Sorting Colors by Similarity

Posted on November 27, 2012 by Brian Jaress

I’ve written a small script to sort colors by visual similarity. Here is the output as tab-separated values and as HTML when sorting the results of the color survey by xkcd.

(He showed people random colors and asked them to name the color, then he averaged together colors given the same name. The results are striking. Many of the blues, for example, look more blue than a numerically pure blue.)

Why?

The original reason for this was to make differences between similar colors more visible. If you have a list of colors several pages long, it’s hard to tell the difference between a yellow on page one and a yellow on page three, so it’s much easier if all the yellows are together.

The way I’ve actually ended up using it is to word-search through the results for similar colors. For example, if you search for “off white,” similar colors like pale grey and eggshell will be right there with it.

When you’re squeezing something a complex as color into a flat list, perfection is probably not possible. There are places where the list switches abruptly from one group of similar colors to another very different group of similar colors, such as from navy to burnt yellow.

Overall, though, I’m pleased with the results. Pretty much every color is part of a continuous group of similar colors, and most of the groups are near similar groups.

It’s also interesting to look at which human-assigned names ended up near each other. For example, there’s an area with a lot of wine-related names like “merlot” and “bordeaux” and another area with intense green names like “radioactive green” and “poison green.” There’s also an area with a lot of disgusting names, like “vomit green,” “booger,” and “bile” (though that same area contains “pea soup green” and “avocado”).

Code

The code is actually pretty simple, thanks to some nice libraries.
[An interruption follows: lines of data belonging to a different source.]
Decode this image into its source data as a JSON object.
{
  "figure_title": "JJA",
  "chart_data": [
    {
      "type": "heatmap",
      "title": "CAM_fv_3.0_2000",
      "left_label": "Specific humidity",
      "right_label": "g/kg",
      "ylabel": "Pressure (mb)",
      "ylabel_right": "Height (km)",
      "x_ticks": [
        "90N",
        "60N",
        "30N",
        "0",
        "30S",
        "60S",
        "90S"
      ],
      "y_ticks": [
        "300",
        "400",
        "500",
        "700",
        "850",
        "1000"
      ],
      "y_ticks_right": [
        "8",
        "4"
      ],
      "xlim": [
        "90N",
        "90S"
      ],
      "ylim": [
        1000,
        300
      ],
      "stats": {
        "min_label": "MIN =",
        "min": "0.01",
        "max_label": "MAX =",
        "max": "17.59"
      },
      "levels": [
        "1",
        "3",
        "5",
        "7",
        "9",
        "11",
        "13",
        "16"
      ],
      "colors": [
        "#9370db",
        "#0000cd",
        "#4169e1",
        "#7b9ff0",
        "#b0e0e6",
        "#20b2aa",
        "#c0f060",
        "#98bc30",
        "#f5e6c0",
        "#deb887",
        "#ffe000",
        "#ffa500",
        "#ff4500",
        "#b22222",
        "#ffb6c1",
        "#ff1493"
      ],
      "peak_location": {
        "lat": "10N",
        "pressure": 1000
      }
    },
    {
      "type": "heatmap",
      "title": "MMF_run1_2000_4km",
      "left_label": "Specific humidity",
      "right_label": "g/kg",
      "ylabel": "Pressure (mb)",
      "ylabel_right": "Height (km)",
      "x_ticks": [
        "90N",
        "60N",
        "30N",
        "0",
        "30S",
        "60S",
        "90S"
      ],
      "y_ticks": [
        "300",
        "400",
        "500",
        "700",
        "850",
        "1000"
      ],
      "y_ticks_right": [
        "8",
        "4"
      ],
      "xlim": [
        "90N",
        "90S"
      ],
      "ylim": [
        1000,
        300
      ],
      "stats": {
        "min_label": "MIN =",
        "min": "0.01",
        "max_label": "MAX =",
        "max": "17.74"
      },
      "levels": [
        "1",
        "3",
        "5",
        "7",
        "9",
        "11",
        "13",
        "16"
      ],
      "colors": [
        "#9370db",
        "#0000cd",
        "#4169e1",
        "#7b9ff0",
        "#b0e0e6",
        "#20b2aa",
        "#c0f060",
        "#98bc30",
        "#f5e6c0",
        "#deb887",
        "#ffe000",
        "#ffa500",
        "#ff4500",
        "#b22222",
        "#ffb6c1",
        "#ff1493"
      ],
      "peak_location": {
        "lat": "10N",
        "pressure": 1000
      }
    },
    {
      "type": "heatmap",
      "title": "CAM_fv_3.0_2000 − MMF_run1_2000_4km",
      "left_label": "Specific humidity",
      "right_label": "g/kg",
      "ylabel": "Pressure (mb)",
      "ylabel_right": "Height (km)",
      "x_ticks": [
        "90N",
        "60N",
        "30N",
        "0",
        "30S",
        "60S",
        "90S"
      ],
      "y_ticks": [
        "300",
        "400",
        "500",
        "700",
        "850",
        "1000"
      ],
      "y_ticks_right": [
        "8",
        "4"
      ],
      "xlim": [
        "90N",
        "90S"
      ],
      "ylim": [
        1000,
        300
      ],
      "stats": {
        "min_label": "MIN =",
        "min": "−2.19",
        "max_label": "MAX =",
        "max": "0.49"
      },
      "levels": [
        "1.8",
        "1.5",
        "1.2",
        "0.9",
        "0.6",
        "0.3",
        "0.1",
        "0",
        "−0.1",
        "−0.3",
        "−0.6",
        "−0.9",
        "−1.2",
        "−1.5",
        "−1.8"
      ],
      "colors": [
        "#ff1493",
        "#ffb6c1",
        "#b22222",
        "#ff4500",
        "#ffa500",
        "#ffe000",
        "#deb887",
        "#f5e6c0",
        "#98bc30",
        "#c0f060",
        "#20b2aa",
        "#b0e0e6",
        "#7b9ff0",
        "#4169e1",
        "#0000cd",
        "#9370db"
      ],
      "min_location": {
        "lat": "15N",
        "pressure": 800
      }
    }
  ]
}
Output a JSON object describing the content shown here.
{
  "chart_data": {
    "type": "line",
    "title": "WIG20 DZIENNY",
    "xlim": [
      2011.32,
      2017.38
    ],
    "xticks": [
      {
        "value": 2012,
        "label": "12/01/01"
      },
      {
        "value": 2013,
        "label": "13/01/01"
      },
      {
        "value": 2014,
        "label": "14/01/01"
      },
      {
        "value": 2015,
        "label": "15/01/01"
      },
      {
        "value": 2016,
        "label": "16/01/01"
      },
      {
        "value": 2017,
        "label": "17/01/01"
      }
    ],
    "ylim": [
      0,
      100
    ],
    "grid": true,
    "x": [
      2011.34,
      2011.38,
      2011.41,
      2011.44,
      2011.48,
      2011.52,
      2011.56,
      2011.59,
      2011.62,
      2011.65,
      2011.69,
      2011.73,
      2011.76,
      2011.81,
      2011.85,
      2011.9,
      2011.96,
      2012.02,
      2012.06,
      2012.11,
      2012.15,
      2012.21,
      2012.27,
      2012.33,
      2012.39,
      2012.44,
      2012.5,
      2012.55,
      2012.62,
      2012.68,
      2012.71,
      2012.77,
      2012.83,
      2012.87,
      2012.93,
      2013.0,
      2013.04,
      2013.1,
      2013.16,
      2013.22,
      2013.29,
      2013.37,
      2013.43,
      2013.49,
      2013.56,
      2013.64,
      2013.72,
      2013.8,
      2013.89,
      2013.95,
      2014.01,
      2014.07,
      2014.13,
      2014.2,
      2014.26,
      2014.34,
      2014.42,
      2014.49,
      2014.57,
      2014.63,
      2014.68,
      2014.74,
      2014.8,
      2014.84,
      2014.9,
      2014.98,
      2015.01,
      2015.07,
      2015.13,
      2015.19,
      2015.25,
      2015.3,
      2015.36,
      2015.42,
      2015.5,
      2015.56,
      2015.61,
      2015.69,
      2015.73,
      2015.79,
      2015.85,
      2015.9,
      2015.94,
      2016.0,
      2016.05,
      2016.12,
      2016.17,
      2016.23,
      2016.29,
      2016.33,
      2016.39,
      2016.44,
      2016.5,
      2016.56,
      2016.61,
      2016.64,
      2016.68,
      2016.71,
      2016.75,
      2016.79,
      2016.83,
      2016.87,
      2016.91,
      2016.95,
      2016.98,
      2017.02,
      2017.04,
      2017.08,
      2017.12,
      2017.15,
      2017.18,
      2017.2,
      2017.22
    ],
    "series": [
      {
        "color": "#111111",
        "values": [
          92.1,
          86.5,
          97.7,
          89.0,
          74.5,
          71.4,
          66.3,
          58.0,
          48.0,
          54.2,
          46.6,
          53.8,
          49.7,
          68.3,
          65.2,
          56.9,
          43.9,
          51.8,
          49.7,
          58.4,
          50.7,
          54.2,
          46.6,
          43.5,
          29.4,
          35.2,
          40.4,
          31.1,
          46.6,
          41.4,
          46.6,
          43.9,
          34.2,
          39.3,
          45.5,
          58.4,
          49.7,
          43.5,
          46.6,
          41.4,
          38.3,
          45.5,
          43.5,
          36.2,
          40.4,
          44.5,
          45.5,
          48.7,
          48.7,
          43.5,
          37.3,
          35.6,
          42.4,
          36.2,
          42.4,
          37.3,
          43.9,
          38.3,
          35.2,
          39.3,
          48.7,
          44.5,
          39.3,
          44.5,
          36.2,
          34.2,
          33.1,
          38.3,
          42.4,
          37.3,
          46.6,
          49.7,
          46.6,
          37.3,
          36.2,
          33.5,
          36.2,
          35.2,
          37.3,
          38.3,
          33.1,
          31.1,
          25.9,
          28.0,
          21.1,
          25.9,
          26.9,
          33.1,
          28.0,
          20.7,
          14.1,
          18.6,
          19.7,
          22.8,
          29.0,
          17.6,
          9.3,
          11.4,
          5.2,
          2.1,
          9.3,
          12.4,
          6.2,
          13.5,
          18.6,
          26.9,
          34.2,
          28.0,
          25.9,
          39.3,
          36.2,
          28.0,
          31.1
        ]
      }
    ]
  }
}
The main goal here is to avoid doing clearly wrong things on longer lists, ones that would be too much work for a human to organize. We’re not looking for a one, true, best order but something pretty good.

The solution I finally stumbled on has two parts:

Put the colors in a format where their numerical differences are at least somewhat a reflection of how they differ visually. For this, I used Juan Quiroz’s code to put the colors in CIELAB format.
Do hierarchical cluster analysis and walk the tree, both using the amazing SciPy.

Part one is just grabbing colors from the input and calling Juan’s function, but part two is actually even simpler:

def cluster(points, descriptions):
    """Sort descriptions based on point similarity.

    points should be a list of multidimensional points.
    descriptions should be a list with the same length
    as the points list.

    The descriptions will be returned in an order based
    on which corresponding points are similar --
    descriptions of points that are similar will be near
    each other in the returned order.

    """
    for index in leaves_list(linkage(array(points),
            method='weighted', metric='mahalanobis')):
        yield descriptions[index]

SciPy’s scipy.cluster.hierarchy module has a linkage function to do the hierarchical cluster analysis and a leaves_list function that walks the hierarchy tree and gives you an order. Easy as pie, except I didn’t even think of cluster analysis at first and tried a lot of dead ends.

What about weighted and mahalanobis? Well, the linkage function gives you a bunch of options for how it does the analysis, and the defaults were unfortunately not the best of the bunch. Those two are the best combination I found, but someone with actual expertise in clustering (or a lot more patience for trying different combinations) could probably do better.

Update 2015-12-12: Split off the color list into separate files and rewrote the the first half of the post to be clearer while I was at it. Also changed the title.